Now it was time to think out of the box. Look in the wastebasket. No. But, hey, when did I throw that alumni magazine in there? I don’t think I read it – or did I? Continue out of box searching. In front of the printer. No. On top of file cabinet. No. OK Faster, more frenzied, and backwards. File cabinet. Printer. Wastebasket. Computer. Calculator. Phone. Still no piece of paper with the address!
I read once (maybe twice – I can’t recall) about another memory trick where you forget about what you can’t find, thus allowing your subconscious to swim the backwaters of the mind and recall where the item was placed.
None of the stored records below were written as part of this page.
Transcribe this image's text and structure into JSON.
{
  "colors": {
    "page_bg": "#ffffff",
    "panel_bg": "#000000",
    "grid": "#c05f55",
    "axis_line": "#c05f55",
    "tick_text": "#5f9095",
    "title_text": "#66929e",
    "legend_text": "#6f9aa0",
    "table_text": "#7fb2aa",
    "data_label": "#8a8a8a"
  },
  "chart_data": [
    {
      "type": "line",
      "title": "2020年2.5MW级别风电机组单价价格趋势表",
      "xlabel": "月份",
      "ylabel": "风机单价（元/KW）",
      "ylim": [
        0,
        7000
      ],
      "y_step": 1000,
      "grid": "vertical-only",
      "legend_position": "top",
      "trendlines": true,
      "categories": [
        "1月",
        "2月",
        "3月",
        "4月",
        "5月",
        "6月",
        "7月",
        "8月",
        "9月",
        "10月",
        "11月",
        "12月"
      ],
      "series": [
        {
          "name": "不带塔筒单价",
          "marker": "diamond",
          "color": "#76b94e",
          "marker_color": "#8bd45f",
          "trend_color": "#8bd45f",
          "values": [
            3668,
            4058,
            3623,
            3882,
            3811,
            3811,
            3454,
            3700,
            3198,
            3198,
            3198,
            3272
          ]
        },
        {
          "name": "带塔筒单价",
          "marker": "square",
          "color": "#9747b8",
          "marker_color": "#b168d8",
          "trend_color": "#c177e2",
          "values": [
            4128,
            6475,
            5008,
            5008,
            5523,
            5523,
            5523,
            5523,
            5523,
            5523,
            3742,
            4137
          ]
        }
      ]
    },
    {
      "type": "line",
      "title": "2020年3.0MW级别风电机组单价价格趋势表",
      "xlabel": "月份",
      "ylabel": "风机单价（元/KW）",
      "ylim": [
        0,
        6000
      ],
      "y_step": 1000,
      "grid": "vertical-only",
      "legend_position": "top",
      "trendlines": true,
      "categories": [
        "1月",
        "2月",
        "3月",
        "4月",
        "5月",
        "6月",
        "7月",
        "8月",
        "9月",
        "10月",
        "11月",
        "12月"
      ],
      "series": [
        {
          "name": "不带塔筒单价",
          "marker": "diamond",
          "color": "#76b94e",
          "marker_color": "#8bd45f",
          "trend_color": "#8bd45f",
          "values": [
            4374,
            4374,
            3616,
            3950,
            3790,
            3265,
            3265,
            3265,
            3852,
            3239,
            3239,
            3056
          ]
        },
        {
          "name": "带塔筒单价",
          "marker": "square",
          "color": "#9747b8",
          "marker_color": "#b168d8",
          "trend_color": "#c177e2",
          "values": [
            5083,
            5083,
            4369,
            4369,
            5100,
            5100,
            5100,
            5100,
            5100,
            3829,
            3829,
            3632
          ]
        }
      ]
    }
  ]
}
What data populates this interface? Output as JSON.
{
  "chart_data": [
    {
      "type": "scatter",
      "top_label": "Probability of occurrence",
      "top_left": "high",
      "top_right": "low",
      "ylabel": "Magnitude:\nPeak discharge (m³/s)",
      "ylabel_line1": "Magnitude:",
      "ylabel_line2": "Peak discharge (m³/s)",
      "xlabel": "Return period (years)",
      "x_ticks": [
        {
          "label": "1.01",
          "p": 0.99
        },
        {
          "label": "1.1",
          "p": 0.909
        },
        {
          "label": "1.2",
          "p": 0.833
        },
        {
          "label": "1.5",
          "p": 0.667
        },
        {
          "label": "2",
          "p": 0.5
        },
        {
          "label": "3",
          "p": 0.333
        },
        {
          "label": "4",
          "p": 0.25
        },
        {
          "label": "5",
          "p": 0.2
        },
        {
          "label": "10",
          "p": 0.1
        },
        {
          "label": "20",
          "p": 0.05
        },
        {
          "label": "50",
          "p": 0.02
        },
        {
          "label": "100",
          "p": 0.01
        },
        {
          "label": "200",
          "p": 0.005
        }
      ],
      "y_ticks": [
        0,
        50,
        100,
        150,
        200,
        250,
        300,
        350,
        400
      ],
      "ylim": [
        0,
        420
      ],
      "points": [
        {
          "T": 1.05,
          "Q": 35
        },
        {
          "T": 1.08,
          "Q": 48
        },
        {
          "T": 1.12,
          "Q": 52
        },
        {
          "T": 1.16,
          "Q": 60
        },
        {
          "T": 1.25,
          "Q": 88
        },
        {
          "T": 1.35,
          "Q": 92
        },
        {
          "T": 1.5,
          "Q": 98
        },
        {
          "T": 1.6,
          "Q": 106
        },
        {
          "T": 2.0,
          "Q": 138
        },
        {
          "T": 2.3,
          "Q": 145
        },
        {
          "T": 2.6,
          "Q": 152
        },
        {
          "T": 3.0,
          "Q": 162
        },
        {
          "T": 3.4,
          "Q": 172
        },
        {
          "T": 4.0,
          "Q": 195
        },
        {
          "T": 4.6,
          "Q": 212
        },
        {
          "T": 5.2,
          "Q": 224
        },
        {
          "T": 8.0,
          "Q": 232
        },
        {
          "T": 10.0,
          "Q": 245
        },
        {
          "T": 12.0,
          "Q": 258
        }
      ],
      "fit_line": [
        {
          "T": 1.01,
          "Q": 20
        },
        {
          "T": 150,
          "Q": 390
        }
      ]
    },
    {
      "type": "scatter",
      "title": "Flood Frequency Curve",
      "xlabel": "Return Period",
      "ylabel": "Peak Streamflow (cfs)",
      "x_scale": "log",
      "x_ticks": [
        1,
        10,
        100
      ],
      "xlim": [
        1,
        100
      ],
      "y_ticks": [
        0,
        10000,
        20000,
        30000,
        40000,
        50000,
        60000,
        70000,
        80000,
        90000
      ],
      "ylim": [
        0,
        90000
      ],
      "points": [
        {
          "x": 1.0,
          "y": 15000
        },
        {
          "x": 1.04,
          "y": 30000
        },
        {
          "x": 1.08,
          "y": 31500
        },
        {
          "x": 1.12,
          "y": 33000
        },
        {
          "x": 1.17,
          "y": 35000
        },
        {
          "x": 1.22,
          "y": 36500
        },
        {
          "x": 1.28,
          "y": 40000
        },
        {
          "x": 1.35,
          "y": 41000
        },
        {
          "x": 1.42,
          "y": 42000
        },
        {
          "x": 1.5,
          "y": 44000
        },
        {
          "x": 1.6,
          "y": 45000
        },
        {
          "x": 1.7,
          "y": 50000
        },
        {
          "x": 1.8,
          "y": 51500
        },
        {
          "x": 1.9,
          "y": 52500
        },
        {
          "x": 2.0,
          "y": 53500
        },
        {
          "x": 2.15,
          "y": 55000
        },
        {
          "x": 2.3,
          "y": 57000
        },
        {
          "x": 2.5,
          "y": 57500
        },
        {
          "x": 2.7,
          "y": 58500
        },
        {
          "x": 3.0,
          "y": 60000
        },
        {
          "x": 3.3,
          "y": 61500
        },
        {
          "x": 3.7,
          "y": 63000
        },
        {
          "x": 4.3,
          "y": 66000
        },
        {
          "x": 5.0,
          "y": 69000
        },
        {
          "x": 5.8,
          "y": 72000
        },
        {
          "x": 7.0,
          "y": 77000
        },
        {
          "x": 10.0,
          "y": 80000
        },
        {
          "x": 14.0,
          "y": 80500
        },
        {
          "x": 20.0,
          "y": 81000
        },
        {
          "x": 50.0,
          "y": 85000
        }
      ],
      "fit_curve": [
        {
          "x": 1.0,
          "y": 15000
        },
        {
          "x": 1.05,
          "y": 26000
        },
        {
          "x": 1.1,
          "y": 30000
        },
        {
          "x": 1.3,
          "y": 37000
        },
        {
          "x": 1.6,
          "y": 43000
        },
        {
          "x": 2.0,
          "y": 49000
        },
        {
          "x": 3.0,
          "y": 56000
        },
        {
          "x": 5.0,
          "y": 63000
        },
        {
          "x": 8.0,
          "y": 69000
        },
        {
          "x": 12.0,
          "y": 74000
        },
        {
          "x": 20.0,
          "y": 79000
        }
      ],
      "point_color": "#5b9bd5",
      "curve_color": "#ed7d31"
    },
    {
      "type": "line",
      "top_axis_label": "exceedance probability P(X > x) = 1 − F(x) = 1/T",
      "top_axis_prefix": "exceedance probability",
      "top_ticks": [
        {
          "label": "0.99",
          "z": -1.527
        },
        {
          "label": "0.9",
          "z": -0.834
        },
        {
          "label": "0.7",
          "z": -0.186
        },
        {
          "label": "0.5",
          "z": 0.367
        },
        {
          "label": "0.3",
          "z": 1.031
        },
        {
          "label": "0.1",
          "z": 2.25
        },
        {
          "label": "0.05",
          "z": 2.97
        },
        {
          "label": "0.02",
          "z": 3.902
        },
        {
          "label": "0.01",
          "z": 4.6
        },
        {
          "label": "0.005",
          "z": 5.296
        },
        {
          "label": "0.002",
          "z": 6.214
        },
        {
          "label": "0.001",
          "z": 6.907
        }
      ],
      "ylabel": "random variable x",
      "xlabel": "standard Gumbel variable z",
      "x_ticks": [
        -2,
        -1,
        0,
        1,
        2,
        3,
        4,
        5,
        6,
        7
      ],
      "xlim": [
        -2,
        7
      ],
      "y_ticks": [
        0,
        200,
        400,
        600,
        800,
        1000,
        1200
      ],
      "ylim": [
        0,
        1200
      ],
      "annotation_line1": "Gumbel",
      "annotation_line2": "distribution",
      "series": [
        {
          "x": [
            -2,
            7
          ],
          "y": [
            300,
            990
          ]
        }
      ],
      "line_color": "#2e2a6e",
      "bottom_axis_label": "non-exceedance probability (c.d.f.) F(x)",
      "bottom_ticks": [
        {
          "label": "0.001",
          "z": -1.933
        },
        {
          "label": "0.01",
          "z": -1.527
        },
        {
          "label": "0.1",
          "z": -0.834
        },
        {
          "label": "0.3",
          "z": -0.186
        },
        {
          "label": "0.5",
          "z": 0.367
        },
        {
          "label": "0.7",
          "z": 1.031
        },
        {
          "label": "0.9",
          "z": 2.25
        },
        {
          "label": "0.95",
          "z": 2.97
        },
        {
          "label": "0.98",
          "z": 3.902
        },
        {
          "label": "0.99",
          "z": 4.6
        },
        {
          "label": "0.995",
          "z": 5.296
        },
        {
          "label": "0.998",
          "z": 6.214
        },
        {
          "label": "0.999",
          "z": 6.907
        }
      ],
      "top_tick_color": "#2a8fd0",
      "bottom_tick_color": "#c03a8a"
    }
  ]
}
So I try to not think about the piece of paper that is cleverly hiding from my conscious mind. I’m off to the kitchen. I’m thinking about a sandwich – a turkey sandwich. Hey, didn’t Paul Simon wear a turkey costume on Saturday Night Live? Well, that’s no use. OK. Maybe I’ll make a fruit salad – apple, grapes, pears. Hey, don’t some guys dress up in fruit costumes in that commercial for something? No help there. Apparently, my subconscious wants to think about Halloween costumes. What month is that anyway? Well, so much for the forget-about-it memory trick.
Later that day (I can’t remember how much later) I did find that piece of paper with the address on it. It fell on the floor under my chair. Unfortunately, I still didn’t make it to the lecture. Couldn’t remember where I put the car keys.